Son kullanıcıların bilgilerinin barındığı sisteme ait güvenlik zafiyetleri haricinde kendilerine ait bilgilerin güvenliği için alması gereken birtakım önlemler söz konusudur. Sistemde bulunan zafiyet haricinde son kullanıcı yapmış olduğu hatalı aktiviteler veya göz ardı ettiği bazı önlemlerden doğacak sorunlardan kendisi sorumludur. Dolayısıyla her kullanıcı aşağıda bahsedilecek başlıklar için kendisi önlem almalı ve bilgi güvenliğini korumalıdır.
Bilgi güvenliği rehberi ise kişilerin veya kurum/kuruluşların son kullanıcıya ait bilgilerin gizliliğini korumak adına oluşturulan ve var olan standartlar ile kanunların baz alınarak oluşturulduğu bir çerçevedir.
1. Güçlü Parola Kullanımı
Teknolojinin gelişmesiyle birlikte kullanıcıların belirlemiş oldukları parolalar güçlü sistemler tarafından kırılabilmektedir. Canlı sistemlerde bruteforce (kaba kuvvet) saldırılarına karşı güvenlik ürünleri bunları algılayabiliyorken, saldırganlar parolaya ait hash bilgilerini elde etmesi halinde kendi ortamlarında bu parolaları kırabilmektedir. Harici olarak kullanılan sistemlerde anomali tespitini yapacak güvenlik ürünleri bulunmuyorsa parolalar, saldırganlar tarafından çeşitli araçlar kullanılarak da kaba kuvvet saldırılarına maruz bırakılabilir. Netice olarak kullanıcıların bu ihtimallere yer vermeden kendi parolalarını aşağıda belirtilen tabloya göre minimum on iki karakterden oluşan ve içerisinde küçük-büyük harf, rakam ve sembollerden oluşan karakterlerden oluşacak şekilde oluşturmaları tavsiye edilmektedir.
Parolalar kullanılan uygulama hesaplarında, bilgisayarlarda, telefonlarda ve hatta kullanılan modemin arayüz ve Wi-Fi parolasında güçlü olarak ayarlanmalıdır.

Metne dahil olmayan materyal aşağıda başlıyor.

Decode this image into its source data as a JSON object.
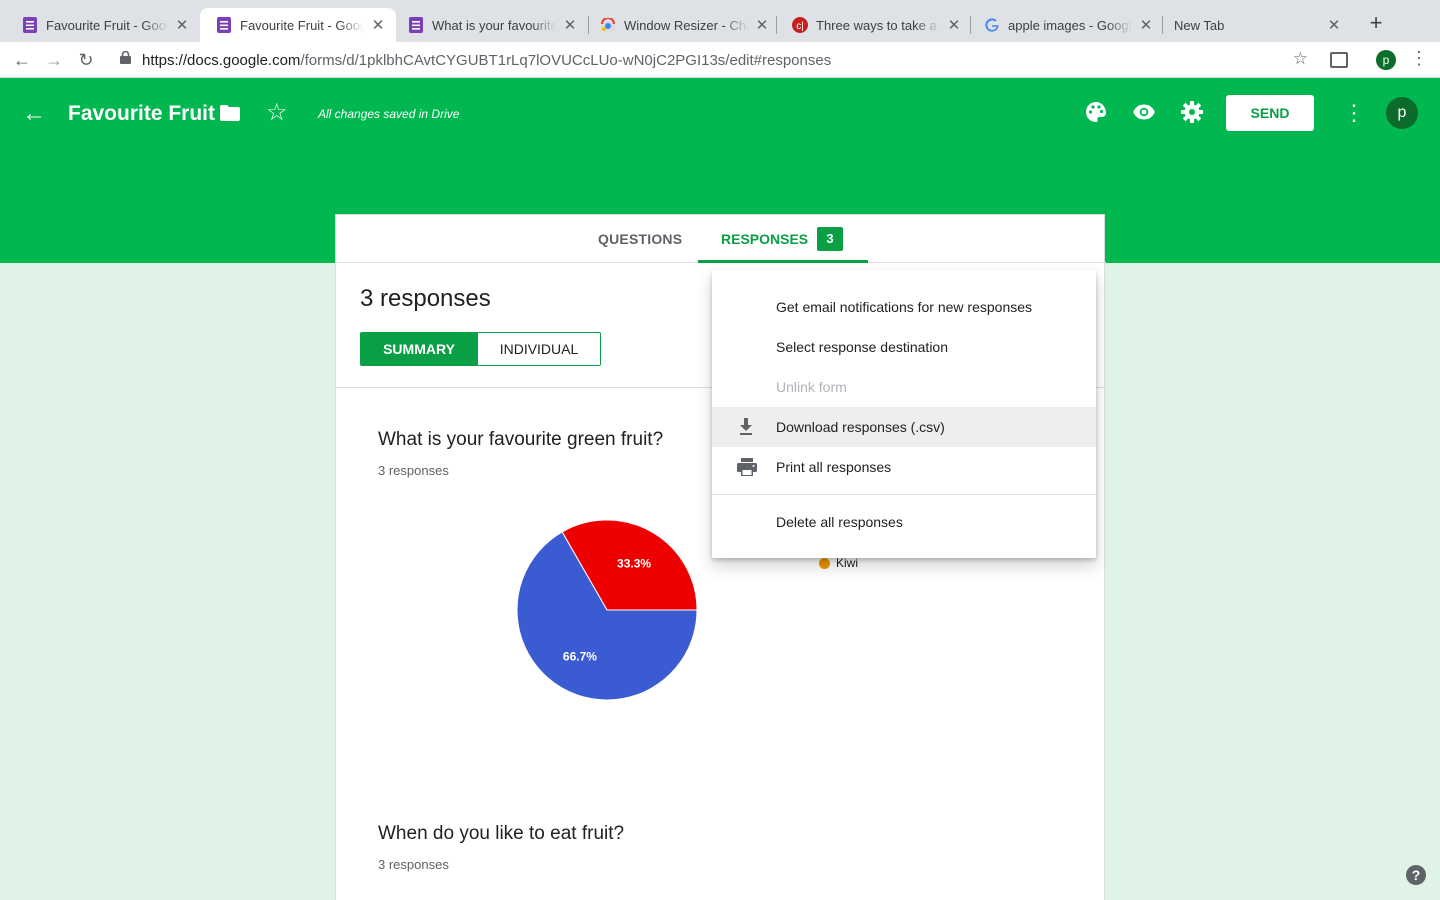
{
  "browser": {
    "tabs": [
      {
        "title": "Favourite Fruit - Google Forms",
        "favicon": "forms-icon"
      },
      {
        "title": "Favourite Fruit - Google Forms",
        "favicon": "forms-icon"
      },
      {
        "title": "What is your favourite fruit",
        "favicon": "forms-icon"
      },
      {
        "title": "Window Resizer - Chrome",
        "favicon": "chrome-store-icon"
      },
      {
        "title": "Three ways to take a screenshot",
        "favicon": "site-c-icon"
      },
      {
        "title": "apple images - Google Search",
        "favicon": "google-icon"
      },
      {
        "title": "New Tab",
        "favicon": ""
      }
    ],
    "url_host": "https://docs.google.com",
    "url_path": "/forms/d/1pklbhCAvtCYGUBT1rLq7lOVUCcLUo-wN0jC2PGI13s/edit#responses",
    "profile_initial": "p"
  },
  "header": {
    "title": "Favourite Fruit",
    "saved_status": "All changes saved in Drive",
    "send_label": "SEND",
    "avatar_initial": "p",
    "accent_color": "#00b84f"
  },
  "form_tabs": {
    "questions_label": "QUESTIONS",
    "responses_label": "RESPONSES",
    "responses_count": "3"
  },
  "summary": {
    "response_count_label": "3 responses",
    "summary_label": "SUMMARY",
    "individual_label": "INDIVIDUAL"
  },
  "questions": [
    {
      "title": "What is your favourite green fruit?",
      "responses": "3 responses"
    },
    {
      "title": "When do you like to eat fruit?",
      "responses": "3 responses"
    }
  ],
  "chart_data": {
    "type": "pie",
    "title": "",
    "slices": [
      {
        "label": "",
        "value": 33.3,
        "display": "33.3%",
        "color": "#ee0000"
      },
      {
        "label": "",
        "value": 66.7,
        "display": "66.7%",
        "color": "#3a5bd1"
      }
    ],
    "legend": [
      {
        "label": "Kiwi",
        "color": "#f09300"
      }
    ],
    "legend_placement": "right"
  },
  "responses_menu": {
    "items": [
      {
        "label": "Get email notifications for new responses",
        "icon": "",
        "disabled": false
      },
      {
        "label": "Select response destination",
        "icon": "",
        "disabled": false
      },
      {
        "label": "Unlink form",
        "icon": "",
        "disabled": true
      },
      {
        "label": "Download responses (.csv)",
        "icon": "download-icon",
        "disabled": false
      },
      {
        "label": "Print all responses",
        "icon": "print-icon",
        "disabled": false
      },
      {
        "label": "Delete all responses",
        "icon": "",
        "disabled": false
      }
    ]
  },
  "help_label": "?"
}
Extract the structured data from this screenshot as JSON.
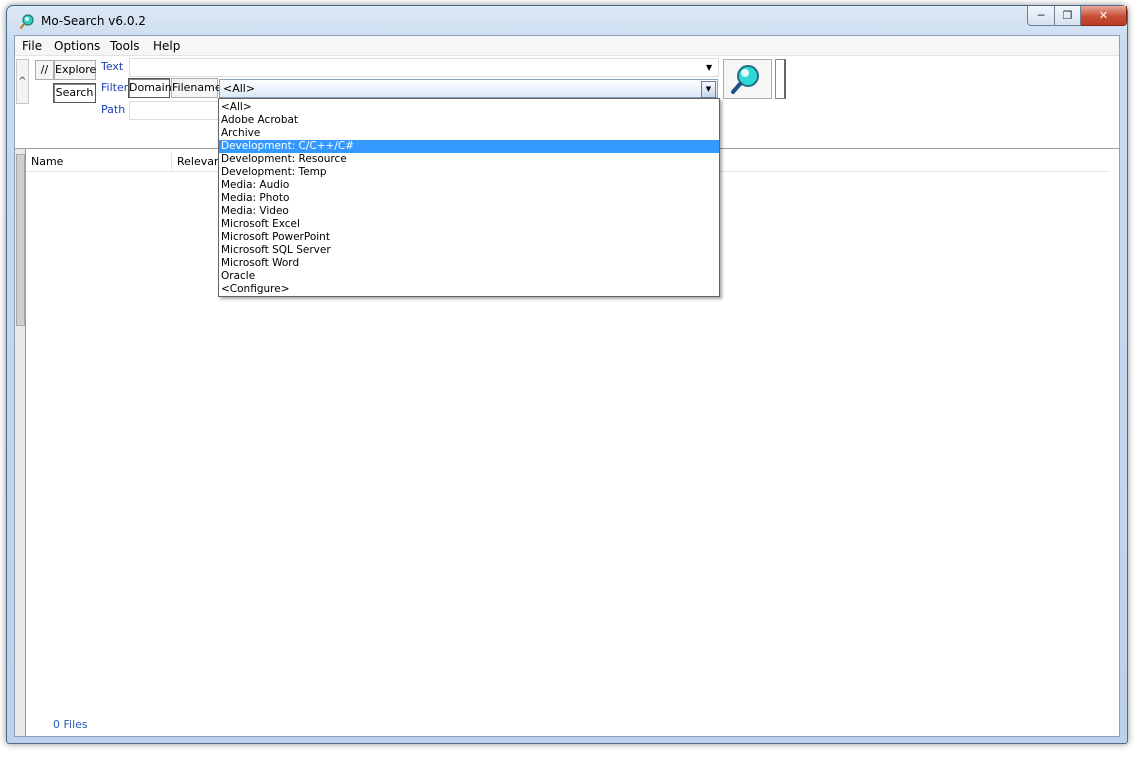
{
  "window": {
    "title": "Mo-Search v6.0.2"
  },
  "menu": [
    "File",
    "Options",
    "Tools",
    "Help"
  ],
  "toolbar": {
    "collapse_glyph": "^",
    "slash_label": "//",
    "explore_label": "Explore",
    "search_label": "Search",
    "text_label": "Text",
    "text_value": "",
    "filter_label": "Filter",
    "domain_label": "Domain",
    "filename_label": "Filename",
    "filter_value": "<All>",
    "path_label": "Path",
    "path_value": "",
    "search_icon": "magnifier-icon"
  },
  "columns": [
    "Name",
    "Relevance"
  ],
  "dropdown": {
    "items": [
      "<All>",
      "Adobe Acrobat",
      "Archive",
      "Development: C/C++/C#",
      "Development: Resource",
      "Development: Temp",
      "Media: Audio",
      "Media: Photo",
      "Media: Video",
      "Microsoft Excel",
      "Microsoft PowerPoint",
      "Microsoft SQL Server",
      "Microsoft Word",
      "Oracle",
      "<Configure>"
    ],
    "selected_index": 3,
    "highlight_color": "#3399ff"
  },
  "status": {
    "files": "0 Files"
  },
  "colors": {
    "label_blue": "#1a3fb5",
    "status_blue": "#2a5ab8"
  }
}
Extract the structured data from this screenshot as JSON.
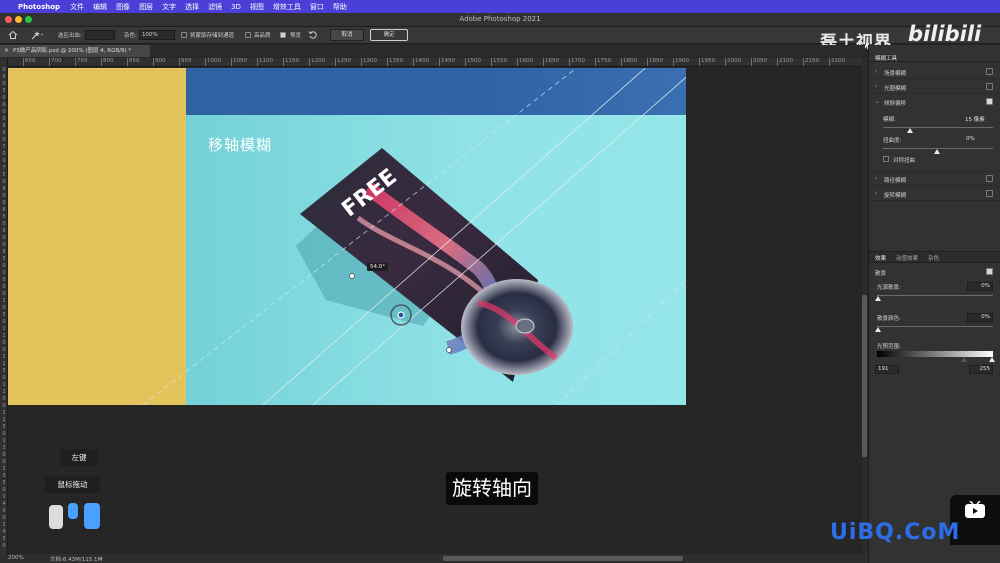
{
  "menubar": {
    "app_name": "Photoshop",
    "items": [
      "文件",
      "编辑",
      "图像",
      "图层",
      "文字",
      "选择",
      "滤镜",
      "3D",
      "视图",
      "增效工具",
      "窗口",
      "帮助"
    ]
  },
  "window": {
    "title": "Adobe Photoshop 2021"
  },
  "options_bar": {
    "selection_bleed_label": "选区出血:",
    "noise_label": "杂色:",
    "noise_value": "100%",
    "save_mask_label": "将蒙版存储到通道",
    "high_quality_label": "高品质",
    "preview_label": "预览",
    "cancel_label": "取消",
    "ok_label": "确定"
  },
  "watermark": {
    "channel_name": "磊土视界",
    "site_logo": "bilibili",
    "site_url": "UiBQ.CoM"
  },
  "document_tab": {
    "title": "PS做产品阴影.psd @ 200% (图层 4, RGB/8) *"
  },
  "ruler": {
    "horizontal": [
      "650",
      "700",
      "750",
      "800",
      "850",
      "900",
      "950",
      "1000",
      "1050",
      "1100",
      "1150",
      "1200",
      "1250",
      "1300",
      "1350",
      "1400",
      "1450",
      "1500",
      "1550",
      "1600",
      "1650",
      "1700",
      "1750",
      "1800",
      "1850",
      "1900",
      "1950",
      "2000",
      "2050",
      "2100",
      "2150",
      "2200"
    ],
    "vertical": [
      "0",
      "5",
      "0",
      "5",
      "0",
      "6",
      "0",
      "0",
      "6",
      "5",
      "0",
      "7",
      "0",
      "0",
      "7",
      "5",
      "0",
      "8",
      "0",
      "0",
      "8",
      "5",
      "0",
      "9",
      "0",
      "0",
      "9",
      "5",
      "0",
      "1",
      "0",
      "0",
      "0",
      "1",
      "0",
      "5",
      "0",
      "1",
      "1",
      "0",
      "0",
      "1",
      "1",
      "5",
      "0",
      "1",
      "2",
      "0",
      "0",
      "1",
      "2",
      "5",
      "0",
      "1",
      "3",
      "0",
      "0",
      "1",
      "3",
      "5",
      "0",
      "1",
      "4",
      "0",
      "0",
      "1",
      "4",
      "5",
      "0"
    ]
  },
  "canvas": {
    "title": "移轴模糊",
    "product_text": "FREE",
    "angle_readout": "54.0°",
    "colors": {
      "yellow": "#e3c35b",
      "teal": "#8fe2e6",
      "blue_band": "#2f62a3"
    }
  },
  "overlay": {
    "left_click_label": "左键",
    "mouse_drag_label": "鼠标拖动",
    "subtitle": "旋转轴向"
  },
  "status_bar": {
    "zoom": "200%",
    "doc_info": "文档:6.43M/115.1M"
  },
  "panel": {
    "header_tab": "模糊工具",
    "blur_rows": [
      {
        "label": "场景模糊",
        "checked": false
      },
      {
        "label": "光圈模糊",
        "checked": false
      },
      {
        "label": "倾斜偏移",
        "checked": true
      }
    ],
    "blur_label": "模糊:",
    "blur_value": "15 像素",
    "distortion_label": "扭曲度:",
    "distortion_value": "0%",
    "symmetric_label": "对称扭曲",
    "other_rows": [
      {
        "label": "路径模糊",
        "checked": false
      },
      {
        "label": "旋转模糊",
        "checked": false
      }
    ],
    "effects_tabs": [
      "效果",
      "动感效果",
      "杂色"
    ],
    "bokeh_label": "散景",
    "light_bokeh_label": "光源散景:",
    "light_bokeh_value": "0%",
    "bokeh_color_label": "散景颜色:",
    "bokeh_color_value": "0%",
    "light_range_label": "光照范围:",
    "light_range_low": "191",
    "light_range_high": "255"
  }
}
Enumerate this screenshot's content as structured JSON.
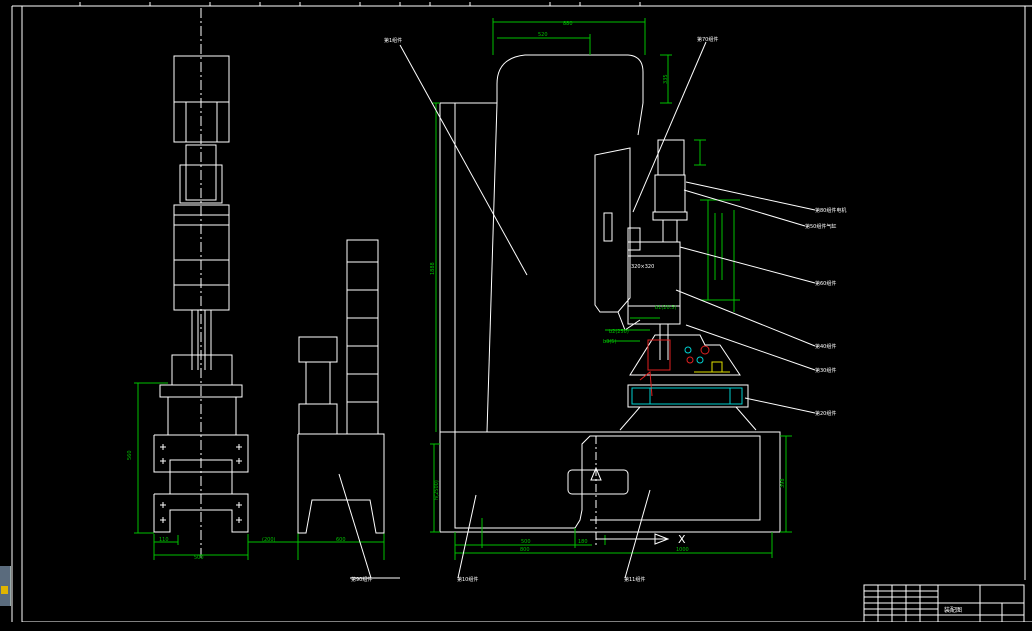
{
  "drawing": {
    "annotations": {
      "column": "第1组件",
      "spindle": "第70组件",
      "motor": "第80组件电机",
      "cylinder": "第50组件气缸",
      "reducer": "第60组件",
      "head": "第40组件",
      "clamp": "第30组件",
      "fixture": "第20组件",
      "table": "第10组件",
      "base": "第11组件",
      "side_unit": "第90组件"
    },
    "dimensions": {
      "top_total": "880",
      "top_inner": "520",
      "head_height": "335",
      "overall_height": "1888",
      "base_height": "h(2500)",
      "right_height": "398",
      "bottom_left_a": "500",
      "bottom_left_b": "180",
      "bottom_total_left": "800",
      "bottom_total_right": "1000",
      "left_width": "500",
      "left_sub": "110",
      "left_side": "(200)",
      "left_height": "560",
      "mid_width": "600",
      "spindle_box": "320×320",
      "offset_a": "b1(20.5)",
      "offset_b": "b2(250)",
      "offset_c": "b3(5)",
      "axis": "X"
    }
  },
  "title_block": {
    "label": "装配图"
  }
}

Güçlü parola belirleme tablosu:
2. Güncel Yazılım Kullanımı
Günlük yaşantı ihtiyaçlarının bile siber ekoloji üzerinden giderildiği günümüzde son kullanıcıların kullandıkları işletim sistemleri ve yazılımların güncel olduğundan emin olması önem arz etmektedir. Sistemlerde veya yazılımlarda ortaya çıkan güvenlik zafiyetlerinin üreticiler ve firmalar tarafından güvenlik güncellemeleri sağlanmaktadır. Kullanılan bilgisayarın işletim sisteminden, kullanılan yazılımına, telefon işletim sisteminden akıllı saatin işletim sistemi güncellemelerine kadar kullanıcıların güvenlik güncelleştirmelerini takip etmesi ve gerekli güncelleştirmelerini yüklemeleri yine önem arz etmektedir. Saldırganlar veya güvenlik uzmanları tarafından tespit edilen, sömürülen/bildirilen bu zafiyetler kullanılarak kötü niyetli kişiler tarafından Uzaktan Kod Yürütme (RCE) gibi saldırı vektörleri kullanılabilmektedir. Dolayısıyla zafiyet aracılığıyla kullanılan sistemin veya yazılımın uzaktan yönetimi sağlanabilmektedir.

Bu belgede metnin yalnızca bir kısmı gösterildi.